Health

Health jokes

Disorder

I am always high, welcome to bipolar disorder. LMAO. (Don't bother to like or comment, I just had to say this.)

Fat

You're so fat, when you step on a scale it says, "To be continued."

Sex

They say during sex you burn off as many calories as running 8 miles. Who the fuck runs 8 miles in 30 seconds?

Coffin

How do you know someone is going to die?

He can't stop coughing. (coffin)

Memes

Blonde

Why did the dumb blonde pee inside the condom?

Because the doctor told the dumb blonde that the dumb blonde was going to get a urine test!

Comeback

My friend said they were going to make a comeback. I told them to do it at the back of the throat.

Man

What does a blind man and your dick have in common?
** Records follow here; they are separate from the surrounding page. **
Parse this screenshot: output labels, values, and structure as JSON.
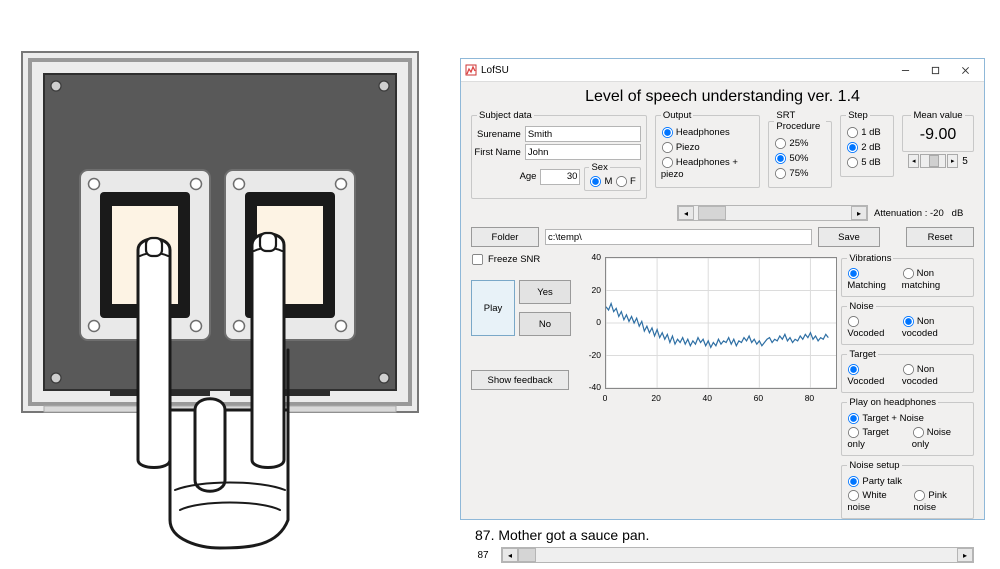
{
  "window": {
    "title": "LofSU",
    "heading": "Level of speech understanding ver. 1.4"
  },
  "subject": {
    "legend": "Subject data",
    "surename_lbl": "Surename",
    "surename": "Smith",
    "firstname_lbl": "First Name",
    "firstname": "John",
    "age_lbl": "Age",
    "age": "30",
    "sex_legend": "Sex",
    "sex_m": "M",
    "sex_f": "F"
  },
  "output": {
    "legend": "Output",
    "opt1": "Headphones",
    "opt2": "Piezo",
    "opt3": "Headphones + piezo"
  },
  "srt": {
    "legend": "SRT Procedure",
    "opt25": "25%",
    "opt50": "50%",
    "opt75": "75%"
  },
  "step": {
    "legend": "Step",
    "opt1": "1 dB",
    "opt2": "2 dB",
    "opt5": "5 dB"
  },
  "mean": {
    "legend": "Mean value",
    "value": "-9.00",
    "sideval": "5"
  },
  "attenuation": {
    "label": "Attenuation :",
    "value": "-20",
    "unit": "dB"
  },
  "folder": {
    "btn": "Folder",
    "path": "c:\\temp\\",
    "save": "Save",
    "reset": "Reset"
  },
  "controls": {
    "freeze": "Freeze SNR",
    "play": "Play",
    "yes": "Yes",
    "no": "No",
    "showfb": "Show feedback"
  },
  "vib": {
    "legend": "Vibrations",
    "opt1": "Matching",
    "opt2": "Non matching"
  },
  "noise": {
    "legend": "Noise",
    "opt1": "Vocoded",
    "opt2": "Non vocoded"
  },
  "target": {
    "legend": "Target",
    "opt1": "Vocoded",
    "opt2": "Non vocoded"
  },
  "poh": {
    "legend": "Play on headphones",
    "opt1": "Target + Noise",
    "opt2": "Target only",
    "opt3": "Noise only"
  },
  "nsetup": {
    "legend": "Noise setup",
    "opt1": "Party talk",
    "opt2": "White noise",
    "opt3": "Pink noise"
  },
  "sentence": "87. Mother got a sauce pan.",
  "counter": "87",
  "chart_data": {
    "type": "line",
    "title": "",
    "xlabel": "",
    "ylabel": "",
    "xlim": [
      0,
      90
    ],
    "ylim": [
      -40,
      40
    ],
    "yticks": [
      40,
      20,
      0,
      -20,
      -40
    ],
    "xticks": [
      0,
      20,
      40,
      60,
      80
    ],
    "x": [
      0,
      1,
      2,
      3,
      4,
      5,
      6,
      7,
      8,
      9,
      10,
      11,
      12,
      13,
      14,
      15,
      16,
      17,
      18,
      19,
      20,
      21,
      22,
      23,
      24,
      25,
      26,
      27,
      28,
      29,
      30,
      31,
      32,
      33,
      34,
      35,
      36,
      37,
      38,
      39,
      40,
      41,
      42,
      43,
      44,
      45,
      46,
      47,
      48,
      49,
      50,
      51,
      52,
      53,
      54,
      55,
      56,
      57,
      58,
      59,
      60,
      61,
      62,
      63,
      64,
      65,
      66,
      67,
      68,
      69,
      70,
      71,
      72,
      73,
      74,
      75,
      76,
      77,
      78,
      79,
      80,
      81,
      82,
      83,
      84,
      85,
      86,
      87
    ],
    "values": [
      10,
      8,
      12,
      7,
      9,
      4,
      7,
      2,
      5,
      1,
      4,
      0,
      3,
      -2,
      1,
      -5,
      -2,
      -6,
      -3,
      -8,
      -4,
      -9,
      -6,
      -10,
      -7,
      -12,
      -8,
      -13,
      -10,
      -12,
      -9,
      -13,
      -10,
      -14,
      -11,
      -13,
      -9,
      -12,
      -10,
      -14,
      -11,
      -15,
      -12,
      -14,
      -10,
      -13,
      -11,
      -12,
      -9,
      -13,
      -10,
      -14,
      -11,
      -12,
      -9,
      -11,
      -8,
      -12,
      -10,
      -13,
      -11,
      -14,
      -12,
      -10,
      -9,
      -12,
      -10,
      -11,
      -8,
      -10,
      -7,
      -11,
      -9,
      -12,
      -10,
      -11,
      -8,
      -10,
      -7,
      -9,
      -6,
      -10,
      -8,
      -11,
      -9,
      -10,
      -7,
      -9
    ]
  }
}
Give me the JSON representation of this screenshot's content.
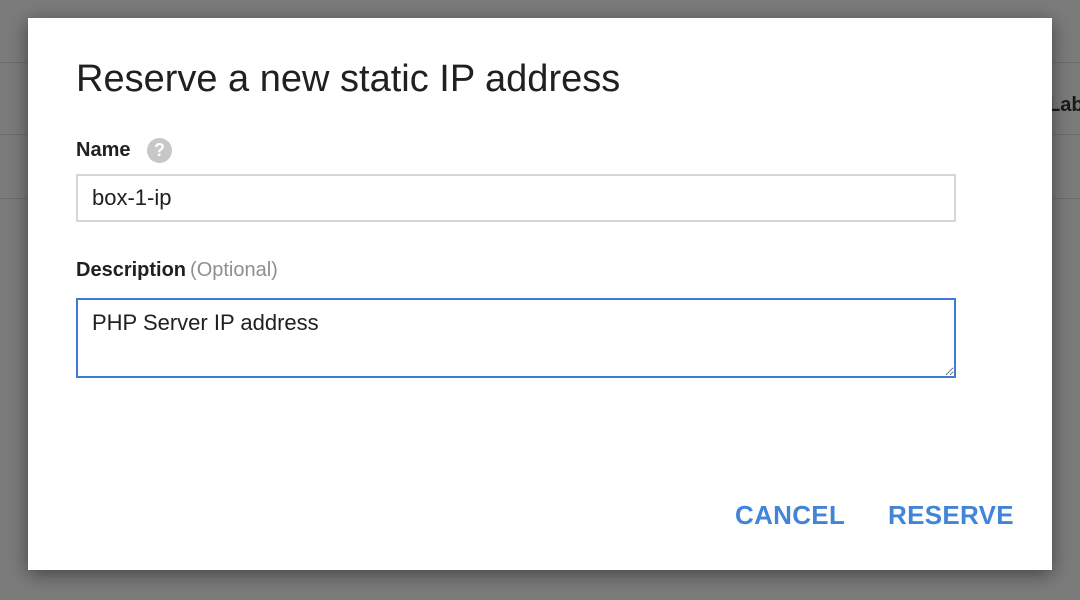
{
  "background": {
    "peek_text": "Label"
  },
  "dialog": {
    "title": "Reserve a new static IP address",
    "name_field": {
      "label": "Name",
      "help_icon": "help-circle-icon",
      "value": "box-1-ip"
    },
    "description_field": {
      "label": "Description",
      "optional_hint": "(Optional)",
      "value": "PHP Server IP address"
    },
    "buttons": {
      "cancel": "CANCEL",
      "reserve": "RESERVE"
    },
    "colors": {
      "accent": "#4285d8",
      "focus_border": "#3f7ad6",
      "overlay": "#7b7b7b"
    }
  }
}
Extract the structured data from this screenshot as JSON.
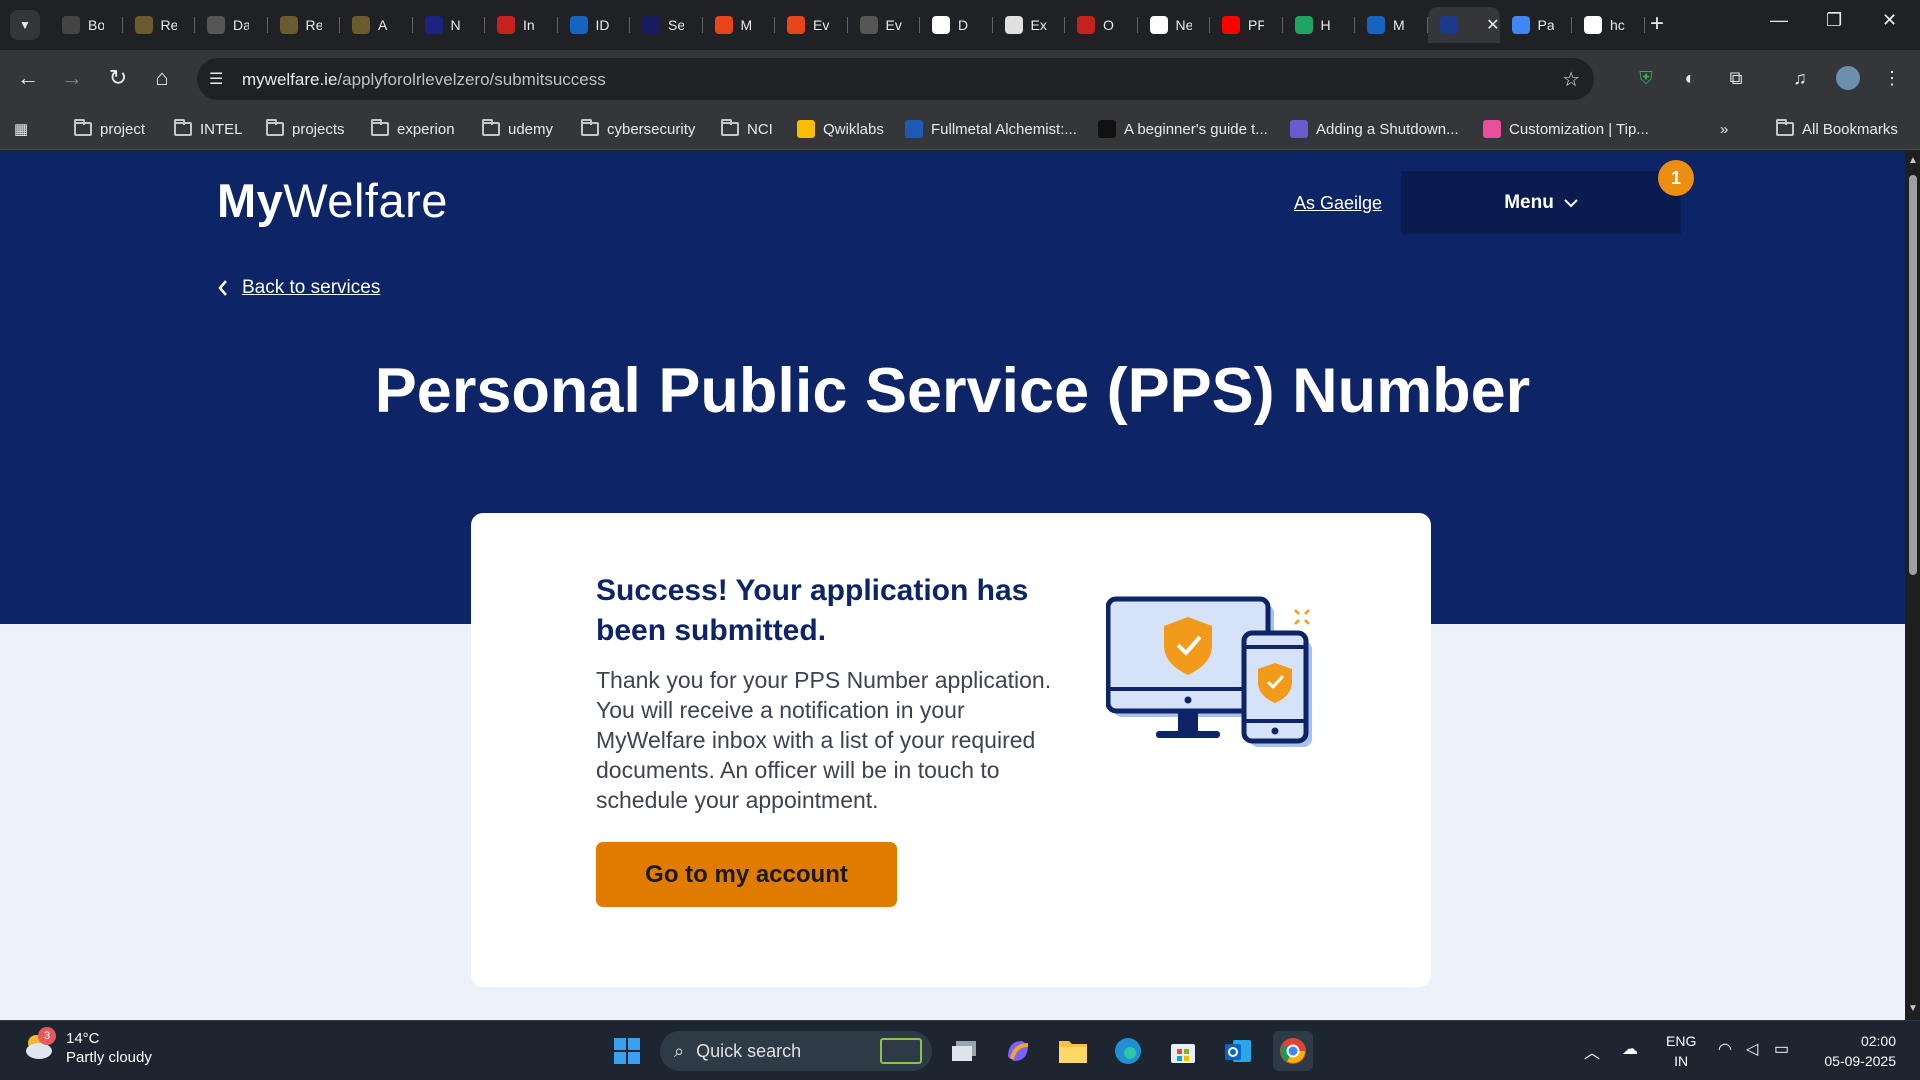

They both can’t get up without a dog.

Cancer

My stepdad has stage 4 cancer and is going through chemotherapy... at least he saves money on shampoo and conditioner.

Fitness

My fitness guru said that if I got raped, it would help me in future marathons.

Hospital

I went to the mental hospital. I asked one of the kid what its favorite animal was. They said a bird. I asked for a reason. It's because they both jump off roofs.

Mama

Your mama is so funny looking that when the doctor called her, he said, "Never visit me again. I hope you die!"

Bed

I might not be able to make my bed, but at least I can get out of it.

Woman

What is the difference between a light bulb and a pregnant woman?

You can't unscrew a pregnant woman.

Weight

A recent study has found that women who carry a little extra weight live longer than the men who mention it.

Diet

Diet Day #1 - I removed all the fattening food from my house. It was delicious.